Ever since he was an undergraduate at the University of Bologna in Italy, Venturi has dreamed of building a tool that can actually solve the problem the right way: by transporting the fog of uncertainty from place to place or from time to time. He calls his method “functional differential equations” (FDE). But we can call it “propagate-then-sample.”

For math nerds, there is one difference between FDE and ordinary DE that is almost a showstopper. Ordinary DE involve finitely many variables, the dimensions of space and time that points move around in. But probability distributions live in an infinite-dimensional space because you can vary them in infinitely many different ways. “When I tell my colleagues I work on differential equations with infinitely many variables, they say, ‘Are you crazy?’” Venturi said. “That’s the biggest compliment I could get. It means it’s something interesting.”
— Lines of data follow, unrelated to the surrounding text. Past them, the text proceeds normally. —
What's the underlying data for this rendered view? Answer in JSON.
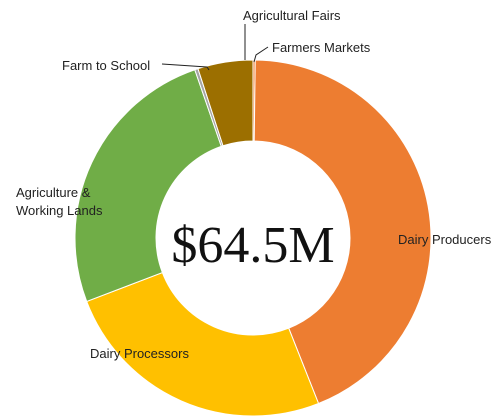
{
  "chart_data": {
    "type": "pie",
    "variant": "donut",
    "center_label": "$64.5M",
    "slices": [
      {
        "label": "Farmers Markets",
        "value": 0.2,
        "color": "#ed7d31"
      },
      {
        "label": "Dairy Producers",
        "value": 43.8,
        "color": "#ed7d31"
      },
      {
        "label": "Dairy Processors",
        "value": 25.2,
        "color": "#ffc000"
      },
      {
        "label": "Agriculture & Working Lands",
        "value": 25.5,
        "color": "#70ad47"
      },
      {
        "label": "Farm to School",
        "value": 0.3,
        "color": "#a5a5a5"
      },
      {
        "label": "Agricultural Fairs",
        "value": 5.0,
        "color": "#9c6f00"
      }
    ],
    "start_angle_deg": 0,
    "direction": "clockwise"
  }
}
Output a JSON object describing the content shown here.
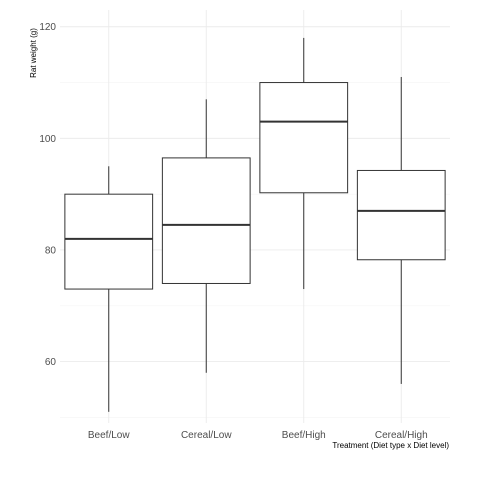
{
  "chart_data": {
    "type": "boxplot",
    "title": "",
    "xlabel": "Treatment (Diet type x Diet level)",
    "ylabel": "Rat weight (g)",
    "ylim": [
      49,
      123
    ],
    "yticks": [
      60,
      80,
      100,
      120
    ],
    "grid": true,
    "legend": "none",
    "categories": [
      "Beef/Low",
      "Cereal/Low",
      "Beef/High",
      "Cereal/High"
    ],
    "boxes": [
      {
        "min": 51,
        "q1": 73,
        "median": 82,
        "q3": 90,
        "max": 95
      },
      {
        "min": 58,
        "q1": 74,
        "median": 84.5,
        "q3": 96.5,
        "max": 107
      },
      {
        "min": 73,
        "q1": 90.25,
        "median": 103,
        "q3": 110,
        "max": 118
      },
      {
        "min": 56,
        "q1": 78.25,
        "median": 87,
        "q3": 94.25,
        "max": 111
      }
    ]
  }
}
Venturi traces the origins of FDE to Eberhard Hopf of Indiana University, who first used them in a theory of turbulence that dates from 1952. Russian mathematicians Andrei Monin and Akiva Yaglom revived them in 1971, calling Hopf’s equation “the most compact formulation of the general turbulence problem.” Functional differential equations were a perfect fit for studying turbulence because turbulent fluid flow cannot be predicted with certainty. Recently, though, FDEs are beginning to appear in disciplines not related to fluids.
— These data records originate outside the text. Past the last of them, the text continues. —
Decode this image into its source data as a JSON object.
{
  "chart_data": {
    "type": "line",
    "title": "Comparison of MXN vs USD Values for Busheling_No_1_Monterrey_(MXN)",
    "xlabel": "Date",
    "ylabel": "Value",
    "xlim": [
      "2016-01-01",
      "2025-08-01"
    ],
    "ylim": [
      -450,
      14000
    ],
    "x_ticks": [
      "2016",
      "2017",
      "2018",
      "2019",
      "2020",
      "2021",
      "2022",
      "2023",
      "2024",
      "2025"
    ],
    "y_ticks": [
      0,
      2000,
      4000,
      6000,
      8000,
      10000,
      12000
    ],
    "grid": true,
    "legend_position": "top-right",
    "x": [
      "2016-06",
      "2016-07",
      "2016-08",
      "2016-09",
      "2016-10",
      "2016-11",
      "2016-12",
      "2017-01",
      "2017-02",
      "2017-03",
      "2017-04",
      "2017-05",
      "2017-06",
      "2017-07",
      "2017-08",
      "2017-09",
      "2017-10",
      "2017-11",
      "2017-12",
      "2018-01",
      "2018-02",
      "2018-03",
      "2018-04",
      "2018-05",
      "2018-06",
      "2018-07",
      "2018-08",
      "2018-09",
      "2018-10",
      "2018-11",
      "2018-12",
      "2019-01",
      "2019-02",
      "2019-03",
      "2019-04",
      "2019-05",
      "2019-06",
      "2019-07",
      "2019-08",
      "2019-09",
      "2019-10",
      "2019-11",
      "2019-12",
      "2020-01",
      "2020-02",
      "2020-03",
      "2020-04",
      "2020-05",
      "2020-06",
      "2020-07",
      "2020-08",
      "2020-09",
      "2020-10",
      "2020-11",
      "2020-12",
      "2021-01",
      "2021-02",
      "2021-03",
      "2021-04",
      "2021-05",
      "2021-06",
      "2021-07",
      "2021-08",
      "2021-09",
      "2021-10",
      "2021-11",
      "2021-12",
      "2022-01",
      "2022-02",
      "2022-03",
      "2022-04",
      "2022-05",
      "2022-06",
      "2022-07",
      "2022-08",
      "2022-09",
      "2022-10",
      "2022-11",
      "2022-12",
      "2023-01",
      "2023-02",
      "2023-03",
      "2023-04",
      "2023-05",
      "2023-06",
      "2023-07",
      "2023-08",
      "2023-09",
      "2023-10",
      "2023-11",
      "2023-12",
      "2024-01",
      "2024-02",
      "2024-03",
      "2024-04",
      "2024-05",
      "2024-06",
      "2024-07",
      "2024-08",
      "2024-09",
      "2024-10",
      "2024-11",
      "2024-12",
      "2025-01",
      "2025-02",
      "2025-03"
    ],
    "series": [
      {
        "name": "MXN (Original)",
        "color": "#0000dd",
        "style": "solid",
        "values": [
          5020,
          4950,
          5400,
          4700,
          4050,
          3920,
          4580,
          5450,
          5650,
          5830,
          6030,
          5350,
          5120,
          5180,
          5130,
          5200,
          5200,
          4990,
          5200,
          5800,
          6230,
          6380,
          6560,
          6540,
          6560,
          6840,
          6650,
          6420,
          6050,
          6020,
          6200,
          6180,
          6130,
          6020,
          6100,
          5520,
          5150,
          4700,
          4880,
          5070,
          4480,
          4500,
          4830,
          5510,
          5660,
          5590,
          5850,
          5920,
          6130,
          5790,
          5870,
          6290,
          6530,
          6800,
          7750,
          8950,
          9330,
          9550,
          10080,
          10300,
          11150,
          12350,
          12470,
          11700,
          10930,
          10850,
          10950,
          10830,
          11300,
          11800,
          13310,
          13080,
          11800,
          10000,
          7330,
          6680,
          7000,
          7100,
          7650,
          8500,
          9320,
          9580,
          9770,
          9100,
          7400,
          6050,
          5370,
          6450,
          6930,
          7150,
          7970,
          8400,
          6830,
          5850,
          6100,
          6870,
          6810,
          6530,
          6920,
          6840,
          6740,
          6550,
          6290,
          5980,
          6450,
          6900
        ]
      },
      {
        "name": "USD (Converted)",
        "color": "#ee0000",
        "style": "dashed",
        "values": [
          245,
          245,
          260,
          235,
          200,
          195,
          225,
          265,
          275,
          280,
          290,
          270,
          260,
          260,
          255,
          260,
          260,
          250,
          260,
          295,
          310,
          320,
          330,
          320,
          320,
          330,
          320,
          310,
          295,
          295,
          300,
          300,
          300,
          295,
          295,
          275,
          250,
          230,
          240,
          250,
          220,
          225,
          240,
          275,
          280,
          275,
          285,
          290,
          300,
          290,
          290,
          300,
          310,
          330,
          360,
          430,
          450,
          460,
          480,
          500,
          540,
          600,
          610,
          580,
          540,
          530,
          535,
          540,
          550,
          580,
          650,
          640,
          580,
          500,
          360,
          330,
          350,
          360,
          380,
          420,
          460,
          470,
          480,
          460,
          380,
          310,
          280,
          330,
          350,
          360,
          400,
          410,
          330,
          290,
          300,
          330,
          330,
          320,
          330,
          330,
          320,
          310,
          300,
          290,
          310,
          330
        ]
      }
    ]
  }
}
One surprising new example arises in machine learning. In recent years, deep neural networks—“deep” refers to a great number of layers—have had good success in realms like image recognition and computer chess and go. These networks loosely imitate the human brain, in which one layer of neurons might recognize individual pixels, while a deeper one pieces the pixels into curves, the next organizes them into trunk, limbs, and head, and the deepest layer finally recognizes the animal as a cat.

These complex constructs occupy the attention of mathematicians Weinan E and Jiequn Han at Princeton University, whose work explores the theoretical concept of a neural network with infinitely many layers. Such a network has to learn from essentially random input: a training set of images, some of which contain cats while others do not. It then needs to propagate uncertainty through all the layers of the network to obtain a classifier with (hopefully) the smallest amount of uncertainty possible. If this sounds to you like a problem made for FDE, you’ve passed the test.

That FDE is called a Hamilton-Jacobi-Bellman equation, and its solution is an operator that allows you to compute the weights—the strength of connections between layers—from any input. “It’s the core of how you train a neural network,” Venturi said.

In a deep neural network for image recognition the purple input layer collects the raw pixel data. The yellow output layer gives the computer's guess on whether the image is a dog or a cat. The strength of the connections between hidden layers are indicated by the widths of the lines. These strengths, or "weights," are tuned in a way that maximizes the frequency of correct guesses. Credit: Ziv Goldfeld, with permission.

Han said the advantage of “considering the problem in an infinite-dimensional space” is that it explains what neural networks are and why they work. They are discrete versions of a continuous, infinite-dimensional tool for propagating uncertainty. And, provided they are good approximations of such a hypothetical tool, they work well.

Venturi devotes a lot of effort to finding good discrete approximations to the solutions of FDE, in other words the second part of “propagate-then-sample.” In practice, this means solving some very high-dimensional (but not infinite) ordinary DE. It’s no longer “crazy,” but conventional, hard mathematics. “You need to know the state of the art really well to see if it is sufficient to achieve the goal you set at the beginning,” Venturi said. “The current state is insufficient. I don’t claim any victory, but what I do claim is a heroic attempt. The winner will be whoever is first able to compute the solutions well.”